Pay rates and actual amounts being paid are a key factor
Alongside the nature of the task, the rate of pay and the actual amount paid are also significant factors towards determining whether a subcontractor can play a part in demonstrating the lead contractor’s personal service is not required.
“If the subcontractor received £50 for a few hours work of a basic nature, HMRC would refer back to its milkman example,” says Vessey, “particularly if the total amount over the duration of the contract was a very small percentage.
“But if the subcontractor is earning close to market hourly or day rates for their particular specialism, and was hired on a regular basis, so had become a significant cost of sales to the lead contractor over the life of the contract, that points strongly towards the subcontractor actually fulfilling the role of a substitute.”
Of course the subcontract work must actually be done by the subcontractor and paid for at the agreed rates. HMRC may be unlikely to accept two contractors subcontracting the same number of hours at the same rate and ‘calling it quits’ over payment, unless there was substantive evidence to support this arrangement. However, if the subcontracting is genuine, and paid for, this may well support both contractors’ claims to be working outside IR35 on their own contracts.
The implication of the client saying ‘no substitution’

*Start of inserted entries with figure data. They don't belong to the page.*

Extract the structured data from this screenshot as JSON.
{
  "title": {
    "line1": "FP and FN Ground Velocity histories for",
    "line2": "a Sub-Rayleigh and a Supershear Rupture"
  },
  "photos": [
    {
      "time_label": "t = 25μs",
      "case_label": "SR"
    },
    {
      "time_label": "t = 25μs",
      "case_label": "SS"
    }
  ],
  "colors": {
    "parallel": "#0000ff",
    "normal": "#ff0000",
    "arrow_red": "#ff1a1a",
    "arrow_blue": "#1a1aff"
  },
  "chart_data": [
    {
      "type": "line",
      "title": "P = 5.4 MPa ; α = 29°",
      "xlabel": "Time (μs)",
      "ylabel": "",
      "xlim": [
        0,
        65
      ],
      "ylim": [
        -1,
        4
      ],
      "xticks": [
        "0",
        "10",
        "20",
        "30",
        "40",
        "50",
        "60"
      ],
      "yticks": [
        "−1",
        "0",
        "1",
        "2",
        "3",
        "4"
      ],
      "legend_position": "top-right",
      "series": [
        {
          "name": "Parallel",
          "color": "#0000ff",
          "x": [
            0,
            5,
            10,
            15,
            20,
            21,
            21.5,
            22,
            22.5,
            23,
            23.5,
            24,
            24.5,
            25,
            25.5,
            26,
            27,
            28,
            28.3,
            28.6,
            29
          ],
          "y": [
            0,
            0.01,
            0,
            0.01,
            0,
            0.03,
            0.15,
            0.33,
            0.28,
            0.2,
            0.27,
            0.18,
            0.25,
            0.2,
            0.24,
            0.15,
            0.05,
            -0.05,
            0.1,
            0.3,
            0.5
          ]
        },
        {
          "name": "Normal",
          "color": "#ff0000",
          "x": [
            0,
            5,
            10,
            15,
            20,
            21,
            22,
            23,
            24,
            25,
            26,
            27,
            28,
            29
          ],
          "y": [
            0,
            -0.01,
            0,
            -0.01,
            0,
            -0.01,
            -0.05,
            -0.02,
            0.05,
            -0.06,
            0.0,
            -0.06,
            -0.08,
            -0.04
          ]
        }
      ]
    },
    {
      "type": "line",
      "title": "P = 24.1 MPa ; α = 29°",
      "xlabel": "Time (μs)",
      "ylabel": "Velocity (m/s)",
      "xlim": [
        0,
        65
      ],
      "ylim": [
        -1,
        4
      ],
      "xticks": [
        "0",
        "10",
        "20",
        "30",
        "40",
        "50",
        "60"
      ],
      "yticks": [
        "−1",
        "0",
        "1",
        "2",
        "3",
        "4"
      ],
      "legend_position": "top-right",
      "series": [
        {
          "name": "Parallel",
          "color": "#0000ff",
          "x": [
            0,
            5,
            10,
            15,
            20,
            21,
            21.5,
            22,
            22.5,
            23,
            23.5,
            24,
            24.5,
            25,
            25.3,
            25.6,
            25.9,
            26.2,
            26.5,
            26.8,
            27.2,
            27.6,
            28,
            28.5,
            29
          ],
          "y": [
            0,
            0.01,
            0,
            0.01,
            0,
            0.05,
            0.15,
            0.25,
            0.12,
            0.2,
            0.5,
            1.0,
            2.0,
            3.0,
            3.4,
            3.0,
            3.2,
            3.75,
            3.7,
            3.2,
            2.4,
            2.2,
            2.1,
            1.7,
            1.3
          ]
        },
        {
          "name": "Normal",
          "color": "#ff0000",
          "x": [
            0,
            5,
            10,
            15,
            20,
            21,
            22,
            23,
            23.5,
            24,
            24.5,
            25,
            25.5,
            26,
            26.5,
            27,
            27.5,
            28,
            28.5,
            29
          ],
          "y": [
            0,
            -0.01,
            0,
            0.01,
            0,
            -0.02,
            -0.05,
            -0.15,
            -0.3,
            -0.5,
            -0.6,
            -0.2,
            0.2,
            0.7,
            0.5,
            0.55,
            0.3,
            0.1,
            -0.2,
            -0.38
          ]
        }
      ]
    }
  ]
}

Vessey acknowledges that it is not helpful if the client states that they would not be happy with a substitution, even if the contract includes a substitution clause. But he stresses that the client’s view is only a single factor pointing towards personal service, and the evidence of other factors could point strongly towards no personal service.
He concludes: “Subcontracting in general, including direct engagement of workers such as employees or apprentices, is a strong pointer away from personal service, and therefore to placing a contractor outside IR35.”